Each year in Virginia, 450 to 500 people donate their bodies to medical research. At VCU’s department of anatomy, all cadavers are obtained through the State Anatomical Program overseen by the Office of the Chief Medical Examiner. Of those bodies studied at VCU, 99 percent are donated; the remainder are unclaimed bodies that have become the property of the state.

Since the early 1970s, MCV has held a memorial service in the fall, around All Saints’ Day, to remember those who gave of themselves to further the study of medicine. (Each body is cremated separately, and in some cases, families request that the ashes be returned to them.)

It’s difficult to say how common such memorial services are across the country. “Obviously some schools don’t have policies,” says Dr. John Povlishock, chairman of the department of anatomy and neurobiology, “because there have been some horrific cases of improper disposal of remains.” Indeed, in the national news, some willed-body programs have met with scandal.

In August, a neuroanatomy teacher at the University of Florida was arrested for stashing the school’s donated cadaver parts at his home. In July, the University of Texas Medical Branch issued an apology for the actions of a former employee who may have sold donated body parts for profit. Other revelations included that ashes of cremated bodies were mingled. And in 1999, the head of the willed-body program at the University of California at Irvine was accused of selling body parts for profit. He was fired.

MCV’s interment program was started by former department chairman, Dr. William Jollie. He came to the university in 1969 from Tulane University, which had its own memorial services for those donated bodies. When he came to MCV, he asked what happened to the remains after the completed lab work. He learned that they were burned in an oven, along with diseased organs from operations, and that the ashes were dumped in cans and set out as trash.

“I thought that was a lousy idea,” Jollie says. He consulted with a friend, John Burwell Phillips, who was director of Forest Lawn Cemetery. Phillips, in turn, donated a plot of land, an area known now as the MCV Memorial Garden. “My wife used to bring cider and cookies, and we would have a little party,” Jollie says.

The tradition continues; at this service, there’s a makeshift canopy with a table full of cookies and drinks. Nearby, as students and faculty gather where the ashes are interred, Dr. Povlishock addresses the group: “Thank you for coming,” he says. “You studied with these people, and we feel that now this is an appropriate way to honor them.”

The Rev. Alma Hassell, from MCV’s department of pastoral care, leads some ecumenical liturgy, and several students volunteer to read religious tracts and prayers: Ecclesiastes. An excerpt from “The Prophet.” Litany of Thanksgiving. An Aztec Prayer.

“This is a very sacred time to honor those who fully offered themselves up to humankind for the wellness of life,” Hassell says.
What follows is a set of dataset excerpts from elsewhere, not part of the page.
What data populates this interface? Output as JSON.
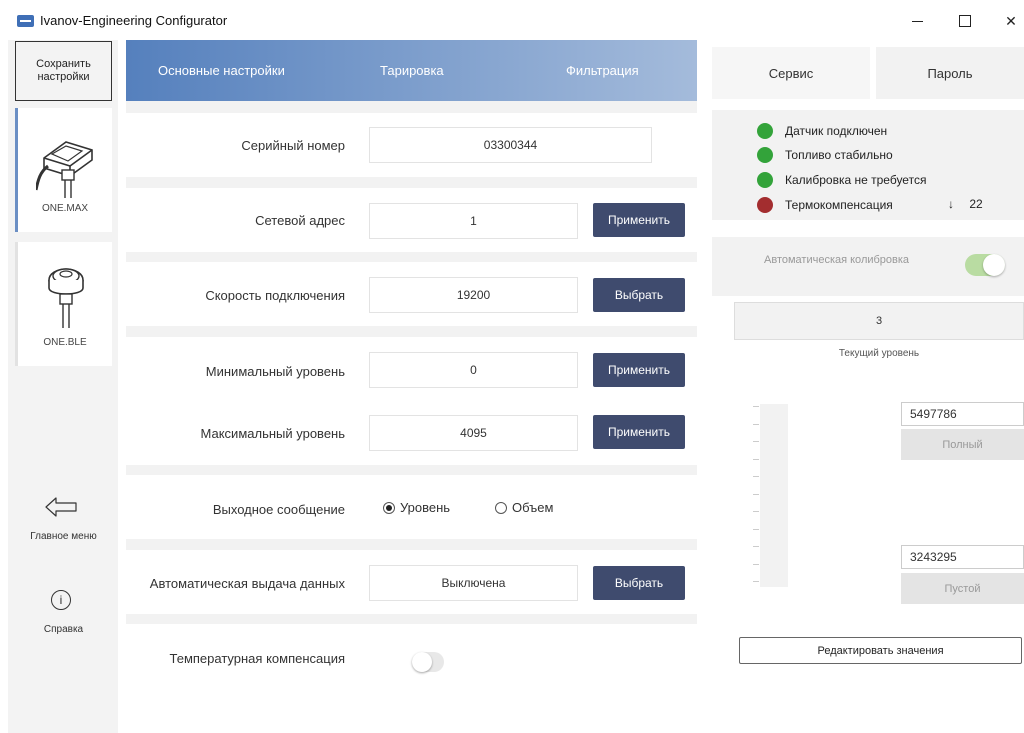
{
  "window": {
    "title": "Ivanov-Engineering Configurator",
    "min": "",
    "max": "",
    "close": "✕"
  },
  "sidebar": {
    "save_button": "Сохранить\nнастройки",
    "devices": [
      {
        "label": "ONE.MAX",
        "selected": true
      },
      {
        "label": "ONE.BLE",
        "selected": false
      }
    ],
    "main_menu": "Главное меню",
    "help": "Справка",
    "help_icon": "i"
  },
  "tabs": {
    "main": "Основные настройки",
    "tare": "Тарировка",
    "filter": "Фильтрация"
  },
  "settings": {
    "serial": {
      "label": "Серийный номер",
      "value": "03300344"
    },
    "address": {
      "label": "Сетевой адрес",
      "value": "1",
      "button": "Применить"
    },
    "speed": {
      "label": "Скорость подключения",
      "value": "19200",
      "button": "Выбрать"
    },
    "min_level": {
      "label": "Минимальный уровень",
      "value": "0",
      "button": "Применить"
    },
    "max_level": {
      "label": "Максимальный уровень",
      "value": "4095",
      "button": "Применить"
    },
    "output": {
      "label": "Выходное сообщение",
      "option_level": "Уровень",
      "option_volume": "Объем",
      "selected": "Уровень"
    },
    "auto_data": {
      "label": "Автоматическая выдача данных",
      "value": "Выключена",
      "button": "Выбрать"
    },
    "temp_comp": {
      "label": "Температурная компенсация",
      "enabled": false
    }
  },
  "right": {
    "service_tab": "Сервис",
    "password_tab": "Пароль",
    "statuses": [
      {
        "label": "Датчик подключен",
        "color": "#33a33a"
      },
      {
        "label": "Топливо стабильно",
        "color": "#33a33a"
      },
      {
        "label": "Калибровка не требуется",
        "color": "#33a33a"
      },
      {
        "label": "Термокомпенсация",
        "color": "#a32d2f"
      }
    ],
    "temperature_arrow": "↓",
    "temperature": "22",
    "auto_calibration": {
      "label": "Автоматическая колибровка",
      "enabled": true
    },
    "current_level": {
      "value": "3",
      "caption": "Текущий уровень"
    },
    "full": {
      "value": "5497786",
      "button": "Полный"
    },
    "empty": {
      "value": "3243295",
      "button": "Пустой"
    },
    "edit_button": "Редактировать значения"
  }
}
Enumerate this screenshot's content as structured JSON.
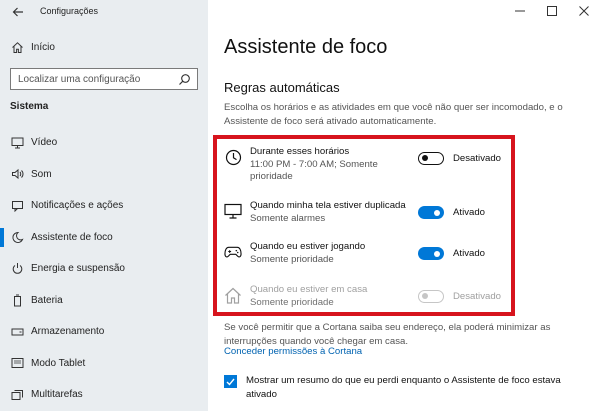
{
  "window": {
    "title": "Configurações"
  },
  "sidebar": {
    "home_label": "Início",
    "search_placeholder": "Localizar uma configuração",
    "section": "Sistema",
    "items": [
      {
        "label": "Vídeo",
        "icon": "monitor-icon"
      },
      {
        "label": "Som",
        "icon": "speaker-icon"
      },
      {
        "label": "Notificações e ações",
        "icon": "notification-icon"
      },
      {
        "label": "Assistente de foco",
        "icon": "moon-icon",
        "active": true
      },
      {
        "label": "Energia e suspensão",
        "icon": "power-icon"
      },
      {
        "label": "Bateria",
        "icon": "battery-icon"
      },
      {
        "label": "Armazenamento",
        "icon": "storage-icon"
      },
      {
        "label": "Modo Tablet",
        "icon": "tablet-icon"
      },
      {
        "label": "Multitarefas",
        "icon": "multitask-icon"
      }
    ]
  },
  "main": {
    "title": "Assistente de foco",
    "subtitle": "Regras automáticas",
    "description": "Escolha os horários e as atividades em que você não quer ser incomodado, e o Assistente de foco será ativado automaticamente.",
    "rules": [
      {
        "title": "Durante esses horários",
        "sub": "11:00 PM - 7:00 AM; Somente prioridade",
        "state": "Desativado",
        "on": false,
        "disabled": false,
        "icon": "clock-icon"
      },
      {
        "title": "Quando minha tela estiver duplicada",
        "sub": "Somente alarmes",
        "state": "Ativado",
        "on": true,
        "disabled": false,
        "icon": "monitor-icon"
      },
      {
        "title": "Quando eu estiver jogando",
        "sub": "Somente prioridade",
        "state": "Ativado",
        "on": true,
        "disabled": false,
        "icon": "gamepad-icon"
      },
      {
        "title": "Quando eu estiver em casa",
        "sub": "Somente prioridade",
        "state": "Desativado",
        "on": false,
        "disabled": true,
        "icon": "home-icon"
      }
    ],
    "cortana_note": "Se você permitir que a Cortana saiba seu endereço, ela poderá minimizar as interrupções quando você chegar em casa.",
    "cortana_link": "Conceder permissões à Cortana",
    "summary_checkbox": {
      "label": "Mostrar um resumo do que eu perdi enquanto o Assistente de foco estava ativado",
      "checked": true
    }
  },
  "colors": {
    "accent": "#0078d7",
    "highlight_box": "#d7141d",
    "sidebar_bg": "#e9edf0"
  }
}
Everyone bows heads, as Hassell leads a prayer.

Timothy James Coker, a 23-year-old medical student, steps forward. It has been a difficult year for him; his 80-year-old grandfather died of Alzheimer’s during the time Coker was studying anatomy. Of those days in the lab, he says, “I saw the miracle of life, how muscles move, how the heart operates — it’s amazing. There’s so much going on inside, and it’s truly a miracle that most people will never get to see.” Because of these “fine men and women,” he says, he and his classmates have received the “gift of knowledge.”

“Is there anybody else who would like to say something?” Hassell asks. For a moment, there is silence, only the sound of wind and the rustling of leaves.

“Their very presence speaks,” says Dr. Povlishock. And as the service ends, many students approach the plot one last time, some crossing themselves, and some, like Karen Annis, saying a final thanks to Betty and the others.